Restoring living history
The effort to bring back the American chestnut tree is a noble effort.
This painstaking work might not seem all that meaningful to many of us.
If modern Virginians appreciate the effort, it might be because they approve of the environmental implications of restoring the tree to its habitat. It might be because they are interested in the science of the work being done. These are cool, rational reasons.
But modern Virginians likely do not experience the intensely emotional connection to the chestnut tree that is felt by a remaining handful of folks.
Our disconnection has two sources. Practically, we are removed from land in almost all ways. We live in cities and suburbs; we have an attenuated relationship with the land as our source of sustenance. We get our food from the grocery store, less frequently from gardens and less frequently still from wild trees and bushes, herbs and flowers.
Generationally, we are far removed from the days when the giant trees dominated the forests and provided both sustenance and beauty for local residents. The days of the chestnut’s dominance are mere tales told by great-grandfathers.
But talk to those folks who remember the chestnut, and you will be struck by their sorrow — or their passion. They speak of the loss of the tree as if it were the death of a friend. And in fact, that’s exactly what it was.
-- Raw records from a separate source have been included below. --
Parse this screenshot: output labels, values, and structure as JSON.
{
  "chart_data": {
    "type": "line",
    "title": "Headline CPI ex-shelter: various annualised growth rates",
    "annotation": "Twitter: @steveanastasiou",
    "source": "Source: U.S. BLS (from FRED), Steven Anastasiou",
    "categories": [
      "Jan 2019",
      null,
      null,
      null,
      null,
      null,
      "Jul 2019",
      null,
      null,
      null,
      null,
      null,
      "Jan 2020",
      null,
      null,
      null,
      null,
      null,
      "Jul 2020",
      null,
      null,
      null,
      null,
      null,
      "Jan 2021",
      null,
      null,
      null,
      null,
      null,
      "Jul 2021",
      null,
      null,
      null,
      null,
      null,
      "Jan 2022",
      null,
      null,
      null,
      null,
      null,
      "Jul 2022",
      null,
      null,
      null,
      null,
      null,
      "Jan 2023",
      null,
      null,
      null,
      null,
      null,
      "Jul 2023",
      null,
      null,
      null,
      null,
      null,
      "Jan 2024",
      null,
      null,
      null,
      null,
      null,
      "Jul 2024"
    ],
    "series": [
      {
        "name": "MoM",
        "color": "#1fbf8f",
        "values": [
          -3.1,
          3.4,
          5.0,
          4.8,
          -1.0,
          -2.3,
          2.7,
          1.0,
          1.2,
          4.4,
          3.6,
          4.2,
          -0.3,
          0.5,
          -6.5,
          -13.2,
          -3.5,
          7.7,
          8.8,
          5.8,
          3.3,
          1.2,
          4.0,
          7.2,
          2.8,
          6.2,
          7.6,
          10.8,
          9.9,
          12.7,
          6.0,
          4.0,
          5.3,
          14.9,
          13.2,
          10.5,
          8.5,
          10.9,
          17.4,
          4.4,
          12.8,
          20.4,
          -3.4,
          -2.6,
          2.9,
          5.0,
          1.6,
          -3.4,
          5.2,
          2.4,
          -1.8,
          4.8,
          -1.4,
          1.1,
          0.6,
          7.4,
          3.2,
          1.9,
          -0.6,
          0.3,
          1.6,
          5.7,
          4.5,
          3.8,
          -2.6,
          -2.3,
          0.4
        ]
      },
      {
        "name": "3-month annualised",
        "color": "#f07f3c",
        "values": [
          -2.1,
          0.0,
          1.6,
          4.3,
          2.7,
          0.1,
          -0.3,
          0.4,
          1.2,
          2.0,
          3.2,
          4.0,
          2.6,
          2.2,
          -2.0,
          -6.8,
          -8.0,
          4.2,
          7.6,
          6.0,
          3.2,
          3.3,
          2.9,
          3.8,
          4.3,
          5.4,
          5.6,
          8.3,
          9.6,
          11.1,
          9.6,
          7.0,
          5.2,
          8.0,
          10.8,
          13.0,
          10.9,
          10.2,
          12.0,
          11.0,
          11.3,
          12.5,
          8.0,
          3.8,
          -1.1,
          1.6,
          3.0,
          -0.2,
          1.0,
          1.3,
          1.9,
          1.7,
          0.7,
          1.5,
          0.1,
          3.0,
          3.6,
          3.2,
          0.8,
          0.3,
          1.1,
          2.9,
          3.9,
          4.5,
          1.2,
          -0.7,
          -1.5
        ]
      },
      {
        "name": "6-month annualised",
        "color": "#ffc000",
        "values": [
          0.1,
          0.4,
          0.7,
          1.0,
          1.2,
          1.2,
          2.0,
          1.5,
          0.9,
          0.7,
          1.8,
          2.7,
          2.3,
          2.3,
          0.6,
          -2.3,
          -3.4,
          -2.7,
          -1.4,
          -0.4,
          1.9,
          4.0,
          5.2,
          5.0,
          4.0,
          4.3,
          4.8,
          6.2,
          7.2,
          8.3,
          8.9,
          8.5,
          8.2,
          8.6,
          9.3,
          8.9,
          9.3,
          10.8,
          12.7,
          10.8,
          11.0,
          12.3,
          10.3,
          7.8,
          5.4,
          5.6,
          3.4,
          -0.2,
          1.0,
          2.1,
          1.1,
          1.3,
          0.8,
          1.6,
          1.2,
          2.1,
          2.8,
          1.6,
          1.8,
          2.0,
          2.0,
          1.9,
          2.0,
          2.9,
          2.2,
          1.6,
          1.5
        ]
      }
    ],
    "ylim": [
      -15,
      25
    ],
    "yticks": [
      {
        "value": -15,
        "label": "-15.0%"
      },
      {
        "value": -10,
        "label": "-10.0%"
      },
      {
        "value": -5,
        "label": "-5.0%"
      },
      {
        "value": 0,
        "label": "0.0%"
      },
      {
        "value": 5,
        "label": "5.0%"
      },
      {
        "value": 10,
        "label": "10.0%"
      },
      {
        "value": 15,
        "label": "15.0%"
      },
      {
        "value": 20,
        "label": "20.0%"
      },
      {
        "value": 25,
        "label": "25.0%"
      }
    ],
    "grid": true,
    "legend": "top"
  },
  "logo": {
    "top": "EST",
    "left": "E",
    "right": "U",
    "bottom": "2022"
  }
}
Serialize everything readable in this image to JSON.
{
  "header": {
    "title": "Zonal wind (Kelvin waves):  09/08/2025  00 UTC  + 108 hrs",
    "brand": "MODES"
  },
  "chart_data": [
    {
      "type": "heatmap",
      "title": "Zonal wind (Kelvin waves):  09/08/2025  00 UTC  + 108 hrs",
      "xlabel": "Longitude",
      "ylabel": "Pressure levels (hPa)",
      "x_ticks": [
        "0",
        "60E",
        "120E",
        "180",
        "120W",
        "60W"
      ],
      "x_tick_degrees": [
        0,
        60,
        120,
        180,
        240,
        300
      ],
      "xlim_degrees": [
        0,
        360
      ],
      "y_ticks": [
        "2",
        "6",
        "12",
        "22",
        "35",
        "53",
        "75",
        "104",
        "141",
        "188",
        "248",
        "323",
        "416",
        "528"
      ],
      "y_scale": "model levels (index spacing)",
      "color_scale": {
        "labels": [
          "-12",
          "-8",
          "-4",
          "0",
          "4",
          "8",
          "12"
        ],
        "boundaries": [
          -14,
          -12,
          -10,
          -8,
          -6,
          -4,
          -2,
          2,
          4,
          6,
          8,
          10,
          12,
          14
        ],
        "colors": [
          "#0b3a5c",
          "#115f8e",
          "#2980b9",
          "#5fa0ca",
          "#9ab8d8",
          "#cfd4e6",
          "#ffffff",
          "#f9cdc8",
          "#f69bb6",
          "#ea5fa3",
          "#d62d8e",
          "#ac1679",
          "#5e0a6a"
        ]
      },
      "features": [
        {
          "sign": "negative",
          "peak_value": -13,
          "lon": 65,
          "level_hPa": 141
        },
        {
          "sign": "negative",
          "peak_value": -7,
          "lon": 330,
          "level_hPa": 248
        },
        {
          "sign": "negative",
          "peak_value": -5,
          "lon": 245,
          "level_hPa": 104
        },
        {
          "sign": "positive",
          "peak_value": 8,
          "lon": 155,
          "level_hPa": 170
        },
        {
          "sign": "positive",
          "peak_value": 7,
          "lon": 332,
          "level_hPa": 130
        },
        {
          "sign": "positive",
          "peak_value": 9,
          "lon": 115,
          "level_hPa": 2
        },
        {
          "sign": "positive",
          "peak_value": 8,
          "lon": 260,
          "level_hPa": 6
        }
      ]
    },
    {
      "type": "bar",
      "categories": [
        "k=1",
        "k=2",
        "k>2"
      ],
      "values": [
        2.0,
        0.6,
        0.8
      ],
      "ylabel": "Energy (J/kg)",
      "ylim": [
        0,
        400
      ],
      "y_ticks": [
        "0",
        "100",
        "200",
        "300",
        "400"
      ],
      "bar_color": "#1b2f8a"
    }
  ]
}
The chestnut was a cash crop for many poor farmers and mountaineers. It fed their animals. Its wood helped build their homes and barns. Its blossoms glorified the springtime, and its magnificent canopies were a sheltering presence.
When the chestnut tree was virtually eradicated by blight, people lost a source of food, shelter, beauty — and security.
Imagine the impact. The chestnut blight took hold here in our Virginia mountains during the struggles of the Great Depression. Seeing the massive, seemingly invincible trees succumb to disease must have felt like one more blow from inexorable fate. The mainstay of the mountains was gone — another loss in a sea of losses.
Some old-timers have gone to their graves mourning the demise of the chestnut.
So bringing the tree back to life is more than a scientific challenge or an environmental oddity. It is an intense, and sometimes intensely personal, imperative.
Some few trees have survived, or grown again from the stumps of the old. Researchers are now trying to redevelop the American chestnut by successively crossbreeding with the Chinese chestnut, the imported species that brought the blight to this country and also carries resistance to the disease.
With enough work, researchers hope to produce a plant that has the look of the American chestnut but the disease resistance of the Chinese variety.
Purists may bemoan the fact that any plants created thusly will not exactly be the chestnut of old. The chestnut will not so much be resurrected as recreated.
But progress is progress, and any effort that gets us closer to a viable replacement is encouraging.
Maybe one day, modern Virginians can have a taste — literally and figuratively — of the glory that was the American chestnut.